Copy a function block to another project? Now you are hunting down every M address reference and reassigning them manually. Miss one and you have a conflict that might not show up until commissioning.

Compare that to a function block built with DB tags and a proper interface. You copy the block, TIA Portal creates a new instance DB, and everything works. No address conflicts, no manual reassignment. Just copy and use.

This matters even if you never reuse code across projects. Within a single project, M bits create invisible dependencies between blocks that should be independent. You change one M address and something unrelated breaks.

Maintenance Is a Nightmare

Six months after you finish a project, someone needs to make a change. Maybe it is you. Maybe it is another engineer who has never seen the project before.

Which M bits are in use? Which ones are free? There is no easy way to answer these questions. You end up scrolling through every network in every block, hoping you did not miss one. Comments like “DON’T TOUCH – USED SOMEWHERE” start appearing in the tag list, which tells you everything about how maintainable the architecture is.

A project built around M bits is essentially a hand-crafted memory map. It works as long as the original programmer is available to explain it. The moment they are not, maintenance becomes archaeology.

Beyond the Big Three: More Reasons to Avoid M Bits

The three problems above are the most common pain points, but there are additional technical reasons worth understanding.

Symbolic names do not fix the fundamental limitations. TIA Portal lets you give M bits symbolic names, which improves readability. But underneath, they are still tied to fixed hardware addresses, still subject to memory overlap, still global shared state, and still cannot be part of structured data types. Readability improves; architecture does not.

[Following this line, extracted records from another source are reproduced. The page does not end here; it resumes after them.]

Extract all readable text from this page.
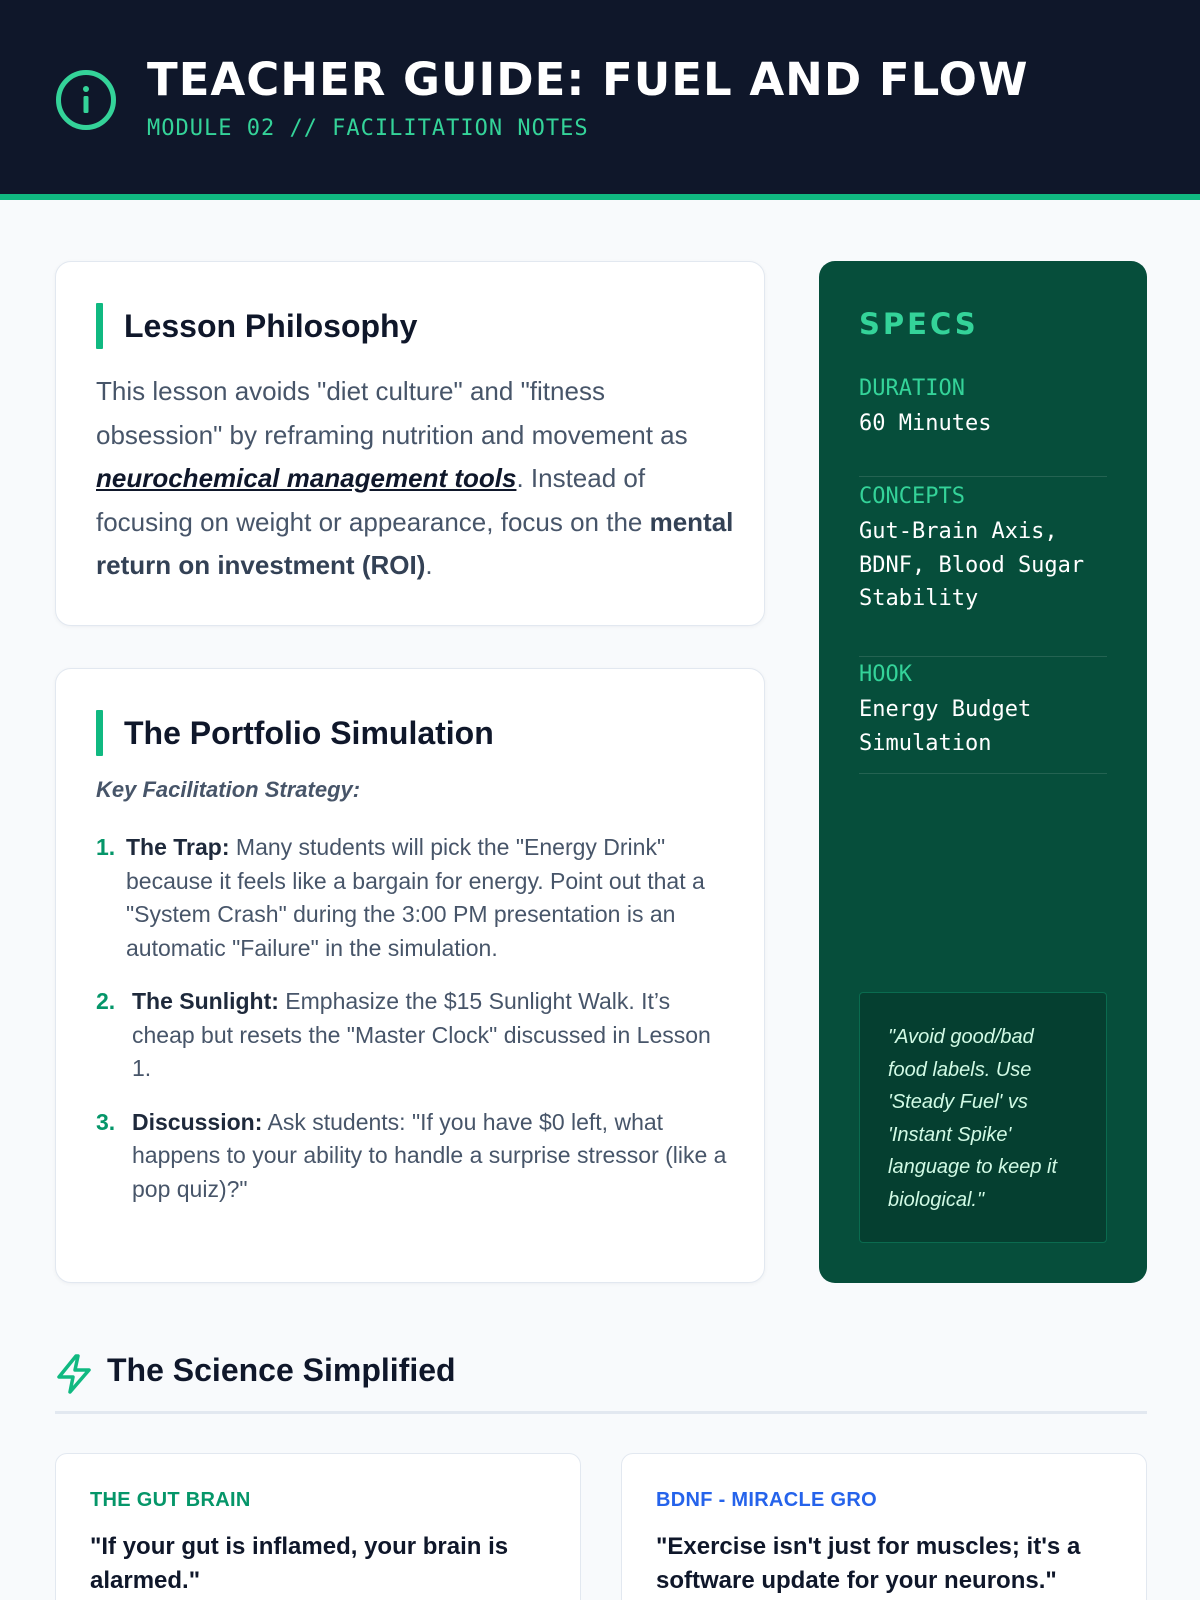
TEACHER GUIDE: FUEL AND FLOW
MODULE 02 // FACILITATION NOTES
Lesson Philosophy

This lesson avoids "diet culture" and "fitness obsession" by reframing nutrition and movement as neurochemical management tools. Instead of focusing on weight or appearance, focus on the mental return on investment (ROI).

The Portfolio Simulation
Key Facilitation Strategy:
1. The Trap: Many students will pick the "Energy Drink" because it feels like a bargain for energy. Point out that a "System Crash" during the 3:00 PM presentation is an automatic "Failure" in the simulation.
2. The Sunlight: Emphasize the $15 Sunlight Walk. It’s cheap but resets the "Master Clock" discussed in Lesson 1.
3. Discussion: Ask students: "If you have $0 left, what happens to your ability to handle a surprise stressor (like a pop quiz)?"
SPECS
DURATION
60 Minutes
CONCEPTS
Gut-Brain Axis, BDNF, Blood Sugar Stability
HOOK
Energy Budget Simulation

"Avoid good/bad food labels. Use 'Steady Fuel' vs 'Instant Spike' language to keep it biological."

The Science Simplified
THE GUT BRAIN
"If your gut is inflamed, your brain is alarmed."
BDNF - MIRACLE GRO
"Exercise isn't just for muscles; it's a software update for your neurons."
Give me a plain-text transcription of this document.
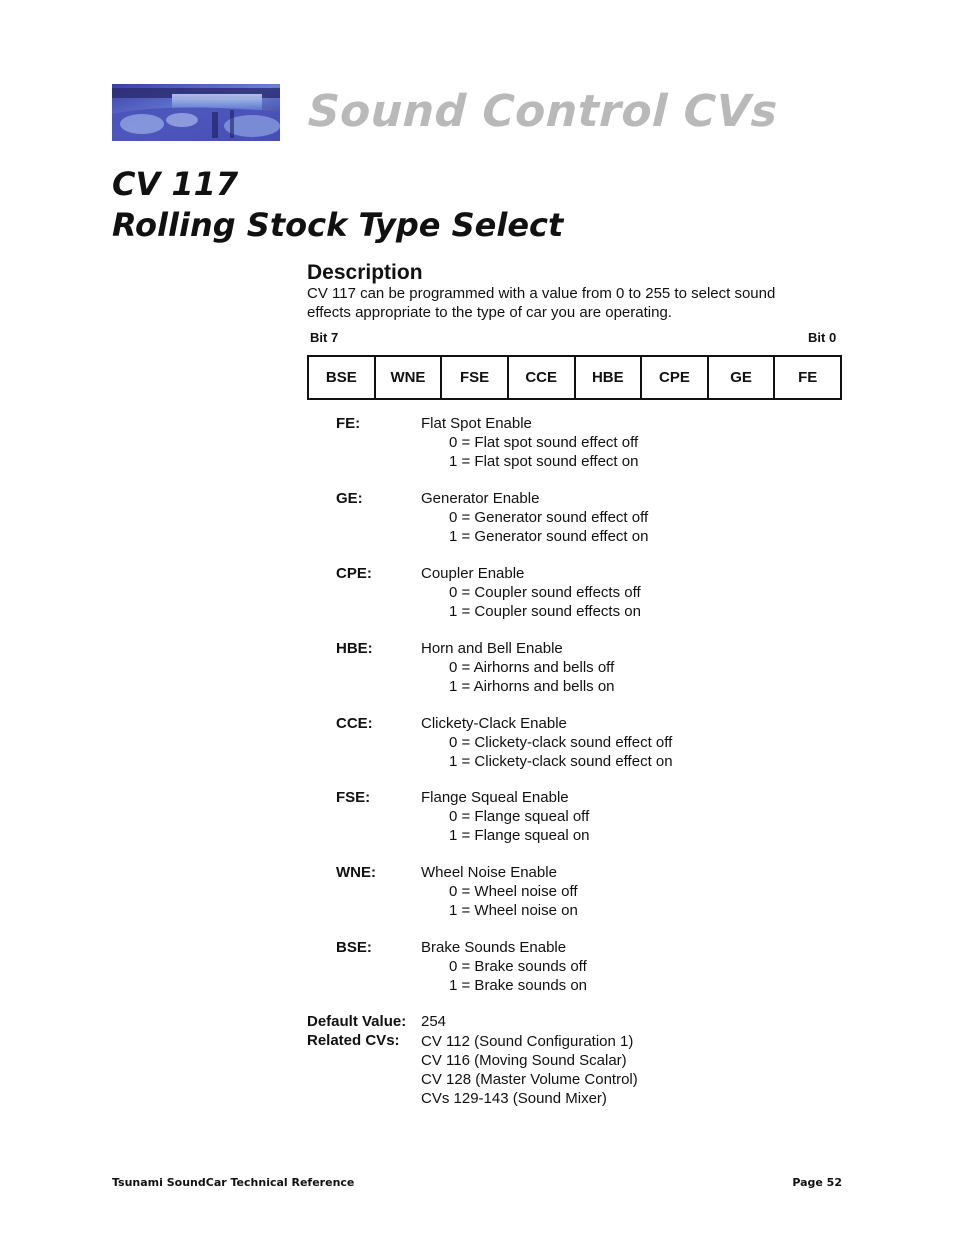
Sound Control CVs
CV 117
Rolling Stock Type Select
Description
CV 117 can be programmed with a value from 0 to 255 to select sound
effects appropriate to the type of car you are operating.
Bit 7	Bit 0
BSE	WNE	FSE	CCE	HBE	CPE	GE	FE
FE:	Flat Spot Enable
0 = Flat spot sound effect off
1 = Flat spot sound effect on
GE:	Generator Enable
0 = Generator sound effect off
1 = Generator sound effect on
CPE:	Coupler Enable
0 = Coupler sound effects off
1 = Coupler sound effects on
HBE:	Horn and Bell Enable
0 = Airhorns and bells off
1 = Airhorns and bells on
CCE:	Clickety-Clack Enable
0 = Clickety-clack sound effect off
1 = Clickety-clack sound effect on
FSE:	Flange Squeal Enable
0 = Flange squeal off
1 = Flange squeal on
WNE:	Wheel Noise Enable
0 = Wheel noise off
1 = Wheel noise on
BSE:	Brake Sounds Enable
0 = Brake sounds off
1 = Brake sounds on
Default Value: 254
Related CVs: CV 112 (Sound Configuration 1)
CV 116 (Moving Sound Scalar)
CV 128 (Master Volume Control)
CVs 129-143 (Sound Mixer)
Tsunami SoundCar Technical Reference	Page 52
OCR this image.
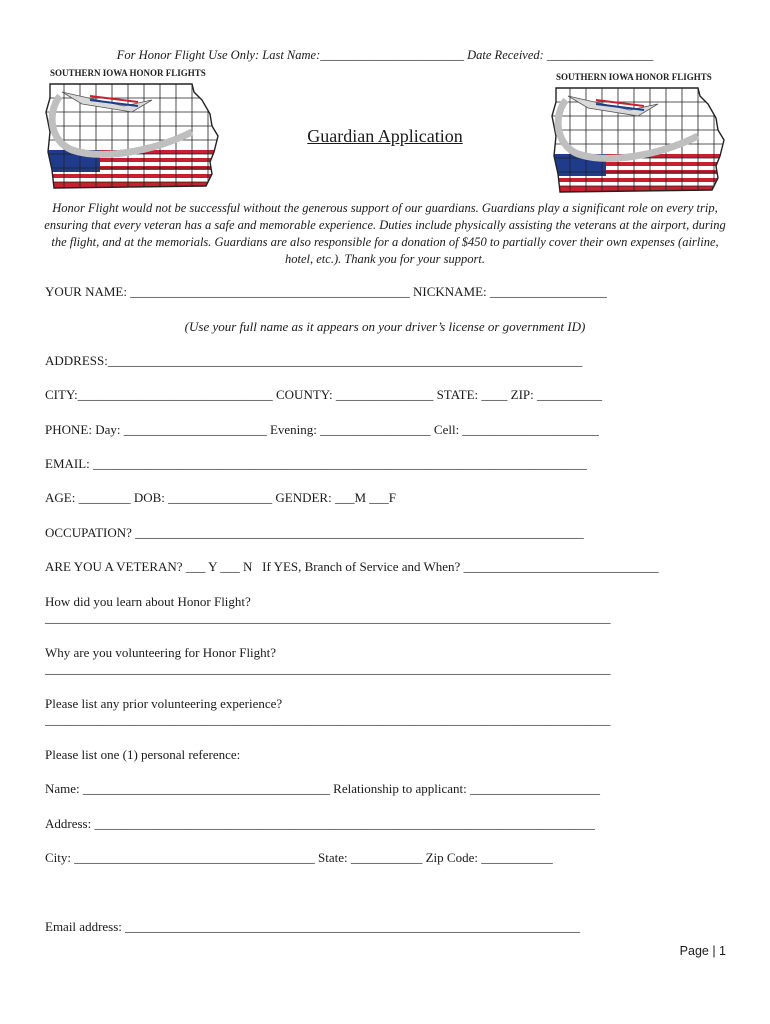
For Honor Flight Use Only: Last Name:_______________________ Date Received: _________________
SOUTHERN IOWA HONOR FLIGHTS	SOUTHERN IOWA HONOR FLIGHTS
Guardian Application
Honor Flight would not be successful without the generous support of our guardians. Guardians play a significant role on every trip, ensuring that every veteran has a safe and memorable experience. Duties include physically assisting the veterans at the airport, during the flight, and at the memorials. Guardians are also responsible for a donation of $450 to partially cover their own expenses (airline, hotel, etc.). Thank you for your support.
YOUR NAME: ___________________________________________ NICKNAME: __________________
(Use your full name as it appears on your driver’s license or government ID)
ADDRESS:_________________________________________________________________________
CITY:______________________________ COUNTY: _______________ STATE: ____ ZIP: __________
PHONE: Day: ______________________ Evening: _________________ Cell: _____________________
EMAIL: ____________________________________________________________________________
AGE: ________ DOB: ________________ GENDER: ___M ___F
OCCUPATION? _____________________________________________________________________
ARE YOU A VETERAN? ___ Y ___ N   If YES, Branch of Service and When? ______________________________
How did you learn about Honor Flight?
_______________________________________________________________________________________
Why are you volunteering for Honor Flight?
_______________________________________________________________________________________
Please list any prior volunteering experience?
_______________________________________________________________________________________
Please list one (1) personal reference:
Name: ______________________________________ Relationship to applicant: ____________________
Address: _____________________________________________________________________________
City: _____________________________________ State: ___________ Zip Code: ___________
Email address: ______________________________________________________________________
Page | 1
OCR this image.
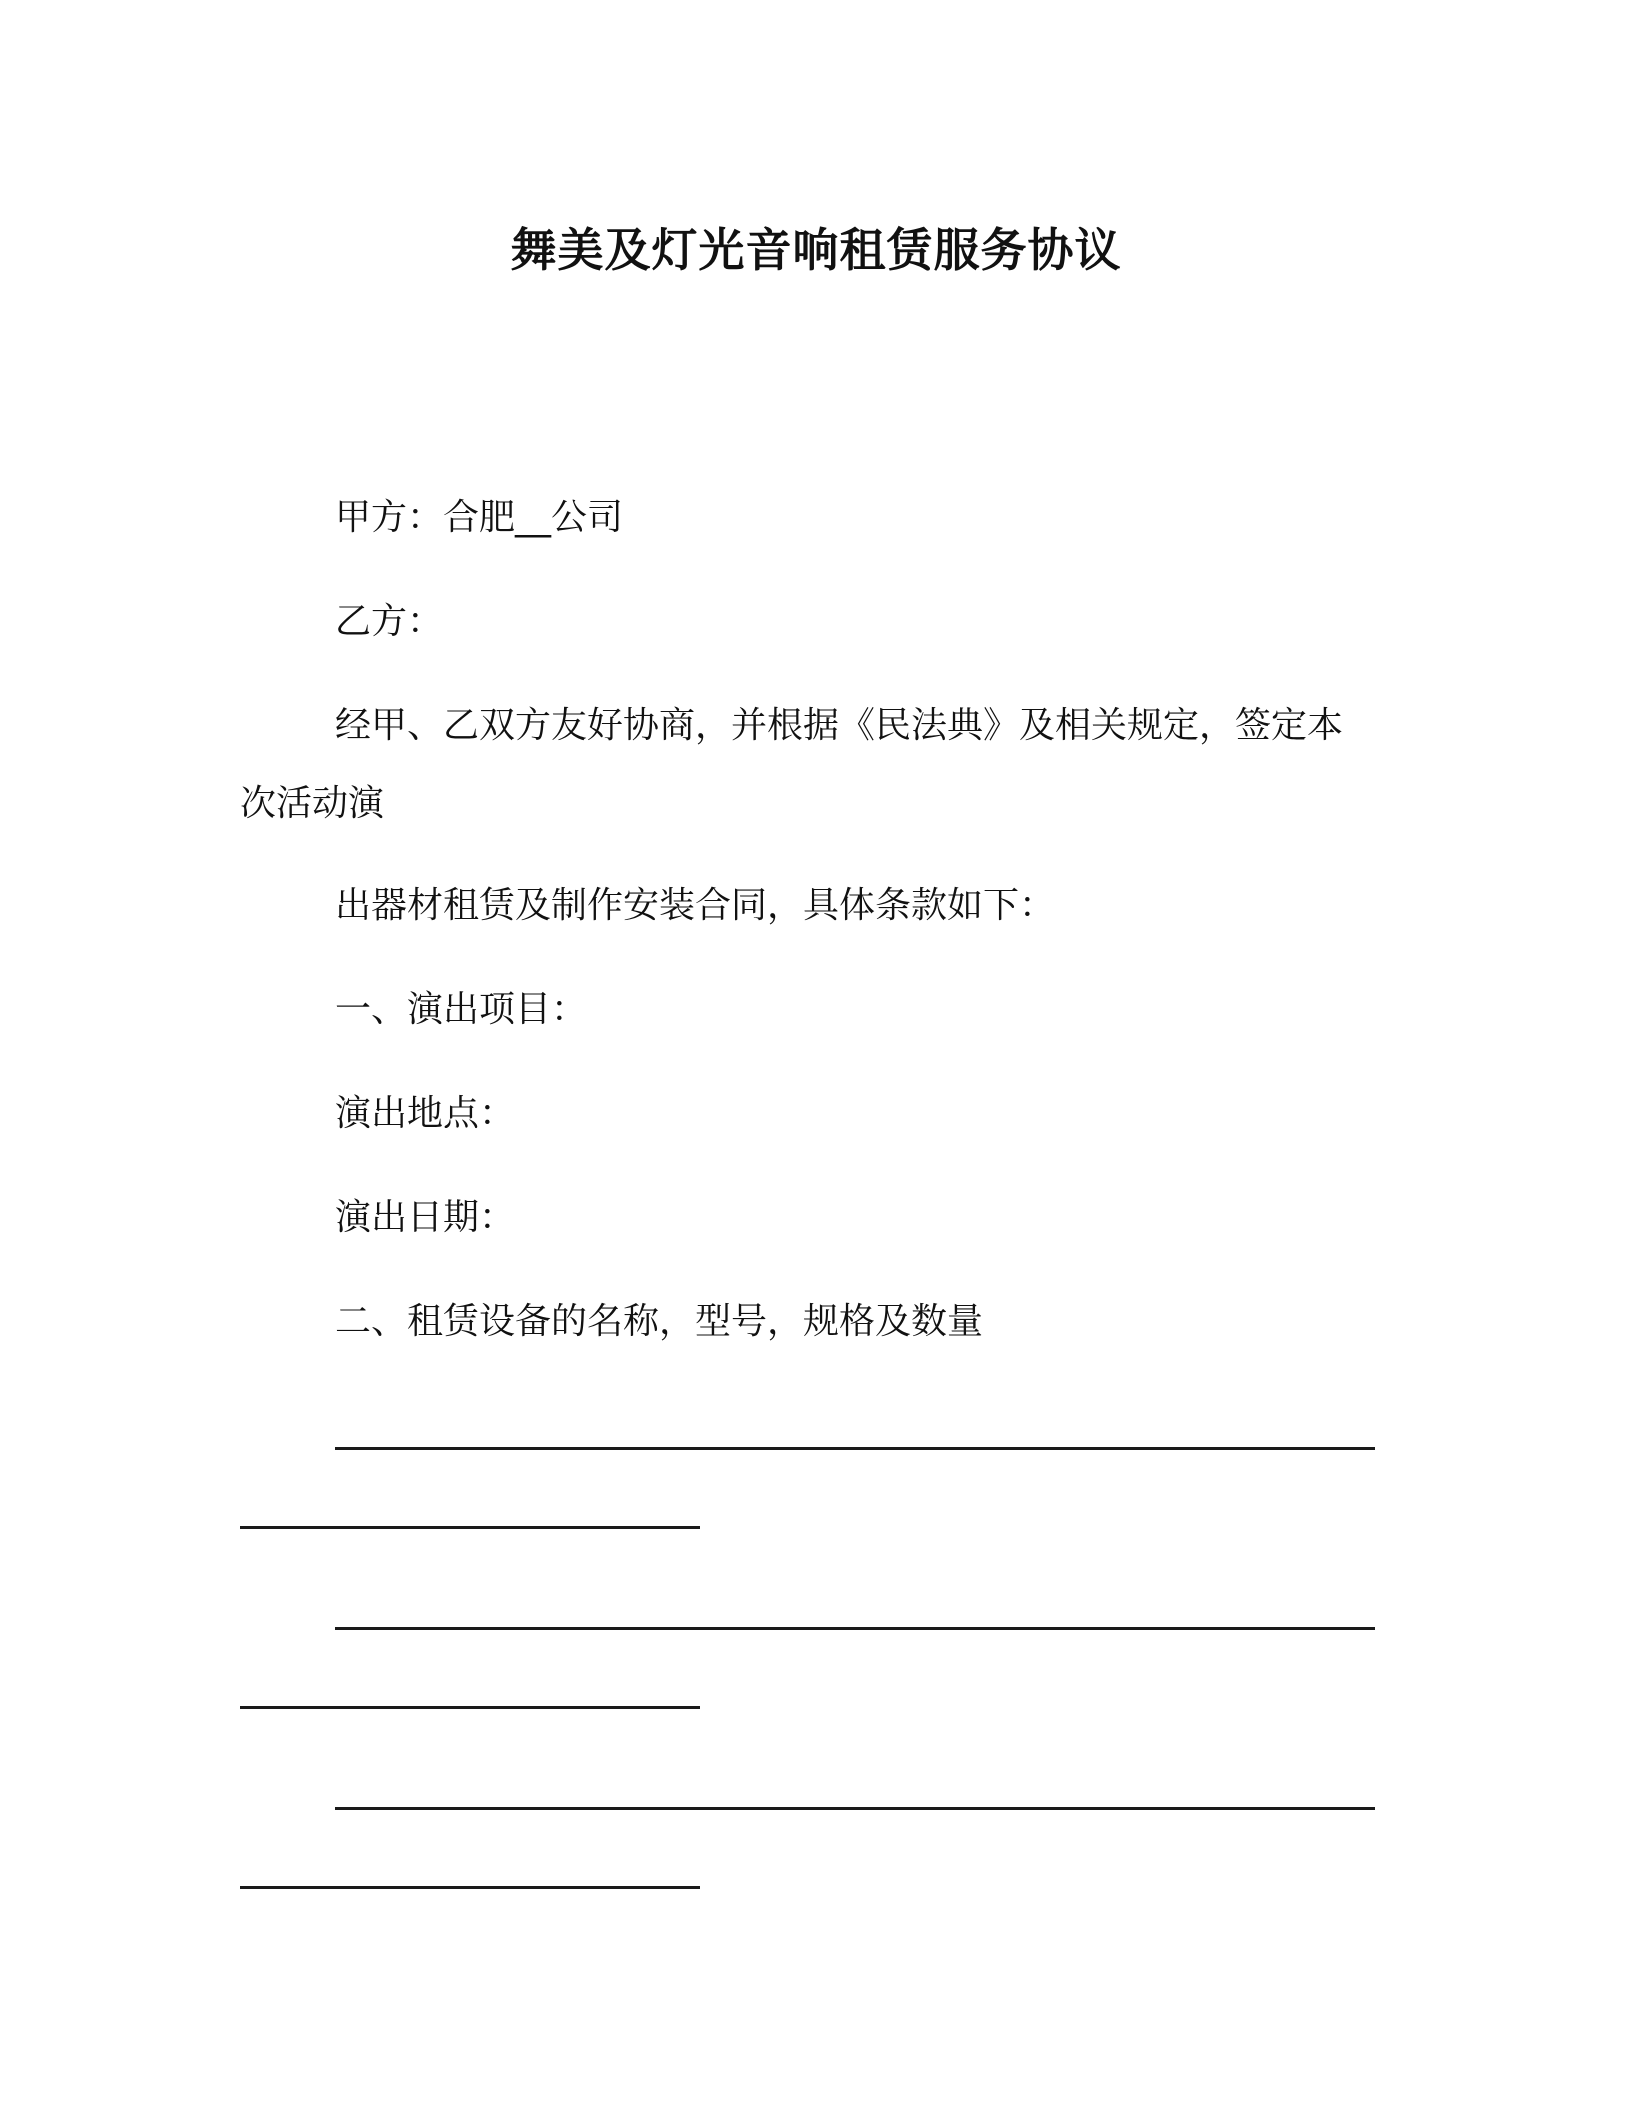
舞美及灯光音响租赁服务协议
甲方：合肥__公司
乙方：
经甲、乙双方友好协商，并根据《民法典》及相关规定，签定本
次活动演
出器材租赁及制作安装合同，具体条款如下：
一、演出项目：
演出地点：
演出日期：
二、租赁设备的名称，型号，规格及数量
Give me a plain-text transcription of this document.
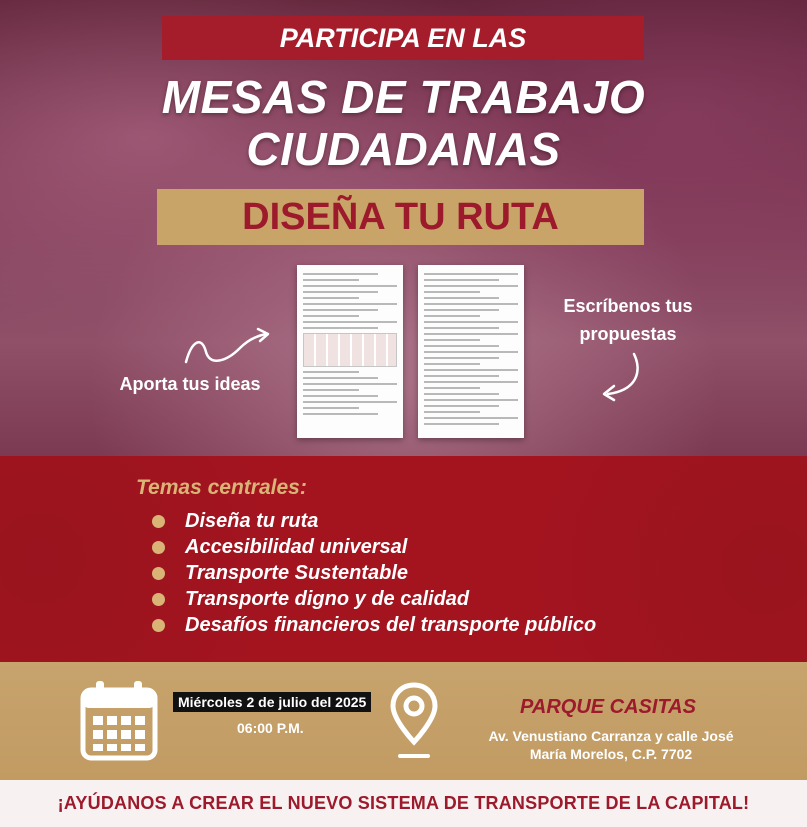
PARTICIPA EN LAS
MESAS DE TRABAJO
CIUDADANAS
DISEÑA TU RUTA
Aporta tus ideas
Escríbenos tus
propuestas
Temas centrales:
Diseña tu ruta
Accesibilidad universal
Transporte Sustentable
Transporte digno y de calidad
Desafíos financieros del transporte público
Miércoles 2 de julio del 2025
06:00 P.M.
PARQUE CASITAS
Av. Venustiano Carranza y calle José
María Morelos, C.P. 7702
¡AYÚDANOS A CREAR EL NUEVO SISTEMA DE TRANSPORTE DE LA CAPITAL!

Hardware-dependent design. FB/DB interfaces, PLC data types, and UDTs migrate cleanly across projects and CPU families. M10.0 does not. Even with a symbolic name, the underlying dependence on a fixed address remains.

Retentivity is implicit. Whether an M bit is retentive depends on CPU-level configuration and address ranges. With DB variables, retentive or non-retentive behavior is explicitly defined per variable, making system behavior clearer and more predictable.

Poor scalability. A small project with 20 M bits seems harmless. After years of modifications, it becomes 200 scattered flags. Finding a free address becomes a routine chore.

Harder testing and simulation. Testing a function block is straightforward when all state lives inside its instance DB and all inputs and outputs are typed parameters. M bits introduce global, invisible state that test tools and simulators must know about and manipulate manually.

Difficult cross-platform migration. All modern PLC platforms – Siemens, Rockwell, Beckhoff, Schneider – are tag-based. Logic designed around structured data transfers far more easily than logic tied to magic addresses like M100.0.

What to Use Instead

A modern Siemens-aligned architecture uses:

  • DB tags for any global state that needs to be shared between blocks.
  • UDTs (User-Defined Types) to structure related data into clean, typed groups.
  • Function blocks with instance DBs for all device logic and state. Each FB instance gets its own data, no address conflicts, easy to copy and scale.
  • Fully symbolic addressing across the entire PLC project.

This approach is cleaner, more reusable, easier to maintain, and scales well as your project grows. It also aligns with Siemens’ own programming style guide for S7-1200/1500 systems.

Practical Migration Tips

If you have an existing project built with M bits, you do not need to refactor everything at once. Here is a pragmatic approach:

  1. Stop adding new M bits. For any new logic, use DB tags and proper FB interfaces from the start.
  2. Refactor when you touch code. When you modify a section that uses M bits, take the extra time to convert it to DB tags.
  3. Start with the most problematic areas. If you have M bits that keep causing confusion or bugs, prioritize those for conversion.
  4. Use UDTs for related data. If you have a group of M bits that logically belong together (like machine states or operator commands), create a UDT and move them to a DB.

The goal is not perfection overnight. It is a steady improvement toward a more maintainable architecture.